Wang Ju Yan
From Dunhuang to Suoyang, from Kizil to Bezeklik, Xian Guan was a journey made between four Buddhist cave painting sites on the ancient Chinese Silk Road. It is through the wildness in the North West that the sublime register of history can be felt. Art, in a way, is the presentation of history as a material to the present. Within these immense natural sceneries, Wang Ju Yan observed the geo-political uncertainties caused by racial, historical and economic pressures. From the Buddhist site in Dunhuang (partly demolished during the Culture Revolution) to the current conflict areas near Kizil, history confronts the contemporary in Xian Guan. Reinterpreting the nightmarish vision and tormented ambience of Goya’s Átropos / Las Parcas and La romería de San Isidro, the texture and tonalities of this series constructs the landscape and its narrative into an object of aesthetics.

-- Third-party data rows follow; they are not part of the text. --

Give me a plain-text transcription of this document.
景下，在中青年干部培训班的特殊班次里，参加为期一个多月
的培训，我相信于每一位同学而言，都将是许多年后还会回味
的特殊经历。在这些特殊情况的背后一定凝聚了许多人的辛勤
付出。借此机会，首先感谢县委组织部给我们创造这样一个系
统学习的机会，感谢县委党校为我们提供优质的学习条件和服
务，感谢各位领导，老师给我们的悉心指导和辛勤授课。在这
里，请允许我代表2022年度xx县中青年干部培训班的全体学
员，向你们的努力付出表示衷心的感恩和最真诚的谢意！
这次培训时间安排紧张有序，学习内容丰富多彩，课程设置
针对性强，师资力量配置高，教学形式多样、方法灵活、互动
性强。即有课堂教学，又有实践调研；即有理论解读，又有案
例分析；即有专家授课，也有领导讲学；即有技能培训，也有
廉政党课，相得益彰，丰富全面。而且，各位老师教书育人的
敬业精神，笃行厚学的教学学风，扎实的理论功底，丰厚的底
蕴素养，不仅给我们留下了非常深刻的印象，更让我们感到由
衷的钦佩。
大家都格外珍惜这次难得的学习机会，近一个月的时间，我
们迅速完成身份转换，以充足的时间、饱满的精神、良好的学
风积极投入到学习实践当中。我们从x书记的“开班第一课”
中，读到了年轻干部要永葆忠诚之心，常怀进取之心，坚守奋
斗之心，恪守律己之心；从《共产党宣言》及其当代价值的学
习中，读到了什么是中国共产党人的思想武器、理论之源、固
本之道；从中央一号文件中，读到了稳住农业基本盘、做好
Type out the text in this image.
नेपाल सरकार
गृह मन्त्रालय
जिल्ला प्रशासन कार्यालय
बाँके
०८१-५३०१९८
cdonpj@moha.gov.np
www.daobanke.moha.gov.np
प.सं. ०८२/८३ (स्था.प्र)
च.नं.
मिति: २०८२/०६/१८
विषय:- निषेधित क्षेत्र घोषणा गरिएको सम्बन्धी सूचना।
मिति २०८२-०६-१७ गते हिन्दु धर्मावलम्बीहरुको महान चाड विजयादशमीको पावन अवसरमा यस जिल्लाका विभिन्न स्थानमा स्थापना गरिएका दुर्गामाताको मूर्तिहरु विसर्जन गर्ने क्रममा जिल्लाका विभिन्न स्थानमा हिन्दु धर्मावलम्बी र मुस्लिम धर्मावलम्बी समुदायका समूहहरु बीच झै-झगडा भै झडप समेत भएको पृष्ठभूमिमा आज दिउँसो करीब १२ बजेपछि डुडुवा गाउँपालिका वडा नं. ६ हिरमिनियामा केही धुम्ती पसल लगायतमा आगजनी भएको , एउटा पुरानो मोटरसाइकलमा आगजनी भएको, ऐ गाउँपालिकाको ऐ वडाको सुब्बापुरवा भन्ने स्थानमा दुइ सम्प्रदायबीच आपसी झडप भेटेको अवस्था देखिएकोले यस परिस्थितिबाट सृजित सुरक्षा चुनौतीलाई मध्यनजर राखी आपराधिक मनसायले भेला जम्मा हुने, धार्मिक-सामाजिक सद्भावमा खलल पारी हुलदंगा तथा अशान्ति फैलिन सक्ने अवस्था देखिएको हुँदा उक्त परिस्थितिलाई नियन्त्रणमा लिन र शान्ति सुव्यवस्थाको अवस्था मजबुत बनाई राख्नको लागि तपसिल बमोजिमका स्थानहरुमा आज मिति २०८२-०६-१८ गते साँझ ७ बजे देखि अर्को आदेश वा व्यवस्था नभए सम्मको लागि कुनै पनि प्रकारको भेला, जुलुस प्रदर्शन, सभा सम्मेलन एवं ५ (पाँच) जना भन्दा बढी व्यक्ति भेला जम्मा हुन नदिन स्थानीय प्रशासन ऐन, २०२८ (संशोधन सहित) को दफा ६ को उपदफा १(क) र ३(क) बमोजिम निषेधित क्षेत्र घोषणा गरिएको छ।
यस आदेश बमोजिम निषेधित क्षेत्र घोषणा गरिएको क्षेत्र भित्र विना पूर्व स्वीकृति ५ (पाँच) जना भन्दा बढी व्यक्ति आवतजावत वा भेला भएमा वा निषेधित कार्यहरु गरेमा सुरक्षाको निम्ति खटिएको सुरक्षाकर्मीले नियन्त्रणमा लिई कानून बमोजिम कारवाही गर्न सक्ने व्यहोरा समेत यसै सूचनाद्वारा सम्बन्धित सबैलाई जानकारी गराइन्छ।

*Xian Guan 《现观》 (the abbreviation of Abhisamaya-alaṅkāra in Chinese) is one of five Sanskrit-language Mahāyāna Buddhist scriptures. Xian Guan also means in contemporary Chinese “now, observe”.
About the Artist
Born in Beijing, Wang Ju Yan (b. 1993, China) is an image artist currently based in London. Wang earned his BA in London College of Communication and has exhibited widely between China and UK. The historical sublime of Wang’s work heightens the ambiguities in his large-scale landscape using a unique visual language.